I figured somebody better follow the joke up with some clarification. The optics on Spitzer, like Hubble, aren't focused that close. Plus it's infrared. Skin complexion would look like crap.
Also, they aren't directly seeing the planet. I don't know if Spitzer's cameras could theoretically resolve it, but I do know it can't pick it out of the glare from its star. The method is to use a spectrograph and note really carefully the spectra of light received from the observation. When the planet, which is emitting light at different wavelengths depending on the molecules present, goes behind the star, this spectra changes ever so slightly. From this you know which portions of the spectra are from the star and which are from the planet, and you can deduce the molecules based on characteristic spectral lines.
This is very much like colors on an LCD monitor.
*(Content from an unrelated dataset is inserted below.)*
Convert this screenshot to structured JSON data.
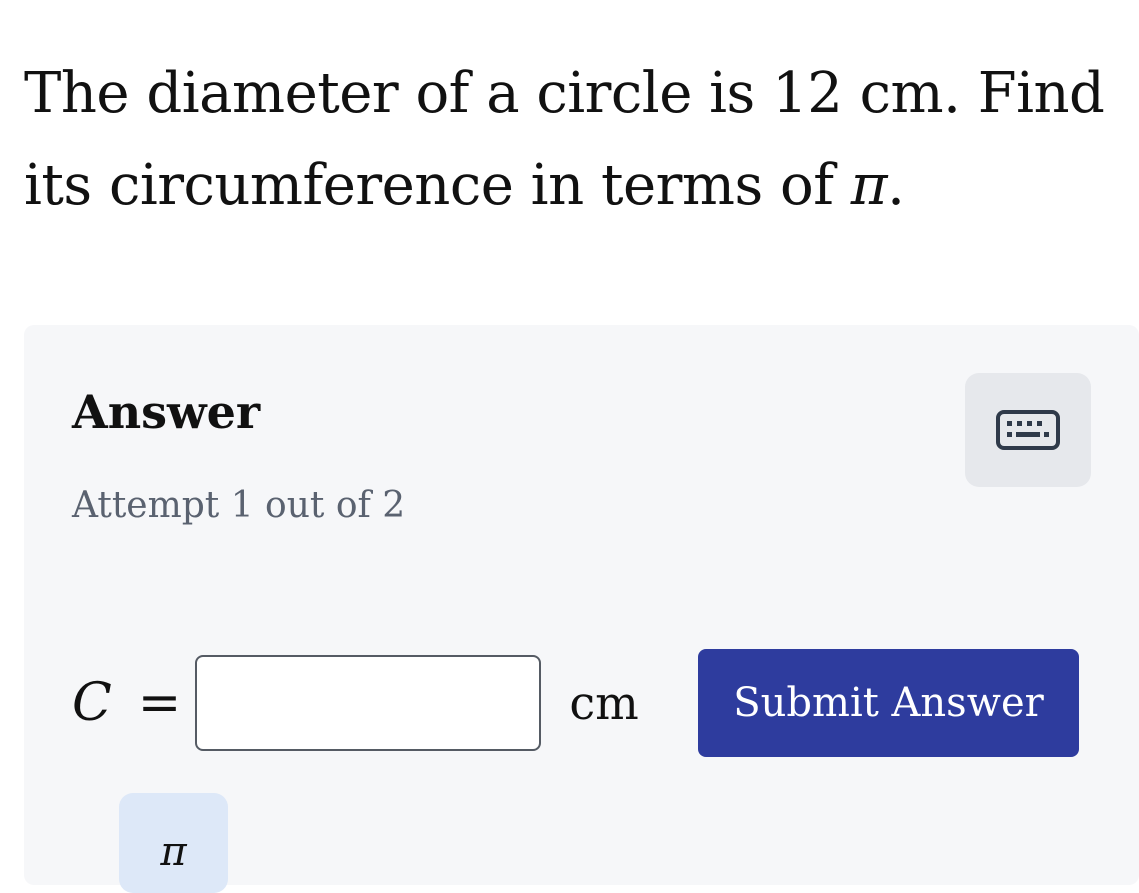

Let's say you have a switch that will let you turn off one pixel of a triad (the triad being the red, green, and blue pixels that make up a visible pixel), but you don't know what color it is. If you see a yellow pixel, you know there is actually a red pixel and green pixel turned on right next to each other, even though your eye can't resolve them. You flip the switch and the visible pixel turns red, so you know the pixel you control is green. The colors of the pixels are analogous to the molecules on the planet versus the star. The pixel you can control is like the planet, but instead of a switch it goes behind the star.
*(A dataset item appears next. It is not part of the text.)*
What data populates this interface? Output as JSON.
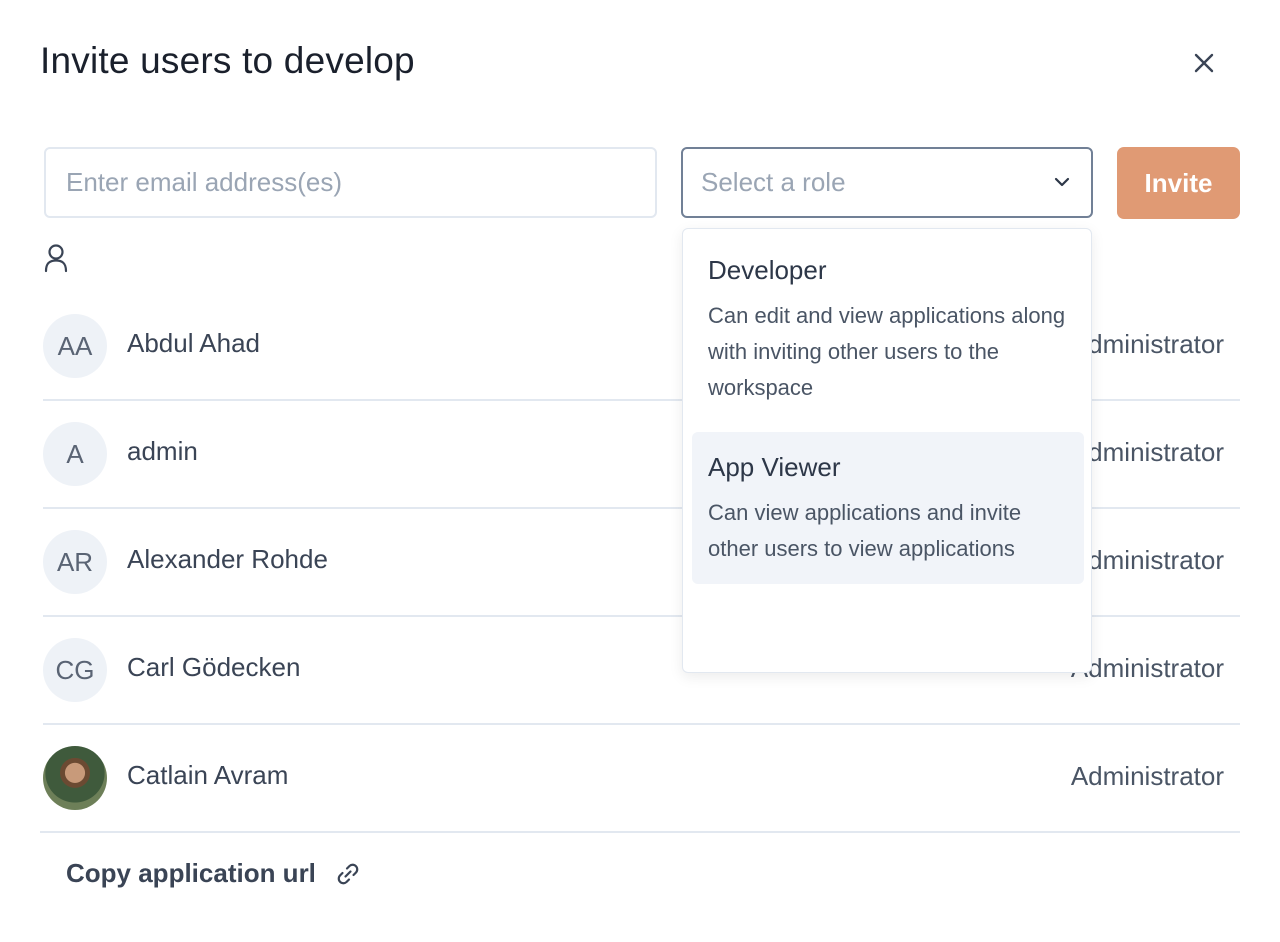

Since the article apparently likes big numbers over useful units, the 370 and 904 trillion mile figures for the distances to the two observed targets are equal to 63 and 153 light years respectively.
This is more true than probably most slashdotters realize. Ozone is the only chemical indicator of life that we can reliably detect across long distances.
Ozone, unlike oxygen itself, has a strong absorption spectrum in the infrared wavelengths. A space-based infrared telescope (like Spitzer, but better) is exactly the right tool for detecting the presence of ozone. (A ground based telescope will not do, since infrared is absorbed by the atmosphere.) Finding ozone on a planet is just like finding oxygen -- the two compounds are so closely related that you can't have one without the other. And oxygen is a very volatile compound that reacts with almost anything else if you leave it alone. The only way for a planet to have free floating oxygen is if something on the planet is producing it.
As far as we know, the only way to sustain an oxygen atmosphere on a planetary scale is with life. So, yes, finding ozone on a distant planet would be a very exciting discovery indeed.